Polystyrene microplastics disrupt adrenal steroid synthesis in male mice via mitochondrial dysfunction
Researchers found that polystyrene microplastics disrupted steroid hormone production in the adrenal glands of male mice by causing mitochondrial dysfunction and oxidative stress. Chronic exposure led to reduced corticosterone levels and increased cell death in adrenal tissue. The study suggests that microplastics may interfere with the body's stress response and hormonal balance through damage to the energy-producing structures within cells.
Mitochondria as a target of micro- and nanoplastic toxicity
This review examines how micro- and nanoplastics damage mitochondria, the energy-producing structures inside cells. Studies show that plastic particles can disrupt energy production, cause harmful oxidative stress, and interfere with the cell's ability to repair or recycle damaged mitochondria. Since mitochondrial damage is linked to many chronic diseases including heart disease, neurodegeneration, and diabetes, this helps explain why microplastic exposure may have widespread health effects.

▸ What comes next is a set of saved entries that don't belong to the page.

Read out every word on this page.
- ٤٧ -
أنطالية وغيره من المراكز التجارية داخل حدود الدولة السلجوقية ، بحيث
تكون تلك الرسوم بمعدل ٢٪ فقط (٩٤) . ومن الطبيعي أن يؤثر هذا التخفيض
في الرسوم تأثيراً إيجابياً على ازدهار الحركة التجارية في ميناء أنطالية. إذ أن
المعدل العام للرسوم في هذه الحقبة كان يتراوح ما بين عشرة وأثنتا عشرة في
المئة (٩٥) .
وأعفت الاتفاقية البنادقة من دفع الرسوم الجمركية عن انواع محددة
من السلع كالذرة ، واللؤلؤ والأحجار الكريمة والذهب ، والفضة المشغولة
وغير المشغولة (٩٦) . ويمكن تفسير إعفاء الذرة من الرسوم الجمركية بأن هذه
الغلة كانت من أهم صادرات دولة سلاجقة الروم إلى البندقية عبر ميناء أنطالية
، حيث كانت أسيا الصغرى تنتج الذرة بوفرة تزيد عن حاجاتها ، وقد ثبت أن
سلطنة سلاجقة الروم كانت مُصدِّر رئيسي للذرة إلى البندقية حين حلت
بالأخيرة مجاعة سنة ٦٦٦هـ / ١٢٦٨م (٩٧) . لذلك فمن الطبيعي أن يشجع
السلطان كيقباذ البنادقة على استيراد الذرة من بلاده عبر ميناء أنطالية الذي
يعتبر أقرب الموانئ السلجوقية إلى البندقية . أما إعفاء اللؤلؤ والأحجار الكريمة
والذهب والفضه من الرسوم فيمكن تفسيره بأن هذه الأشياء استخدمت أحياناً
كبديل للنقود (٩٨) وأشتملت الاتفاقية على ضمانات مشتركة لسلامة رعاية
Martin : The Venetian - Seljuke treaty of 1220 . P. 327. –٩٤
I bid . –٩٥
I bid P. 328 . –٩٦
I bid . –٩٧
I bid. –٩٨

Polystyrene nanoplastics trigger mitochondrial and metabolic reprogramming in cardiomyocytes: Evidence from integrated transcriptomic and metabolomic analysis
Scientists found that tiny plastic particles called nanoplastics can damage heart cells by disrupting their powerhouses (mitochondria) and reducing their ability to produce energy. When researchers exposed human heart cells and mice to these nanoplastics, they observed weakened heart function and signs of early heart damage. This research suggests that the growing amount of microscopic plastic pollution in our environment could pose previously unknown risks to heart health.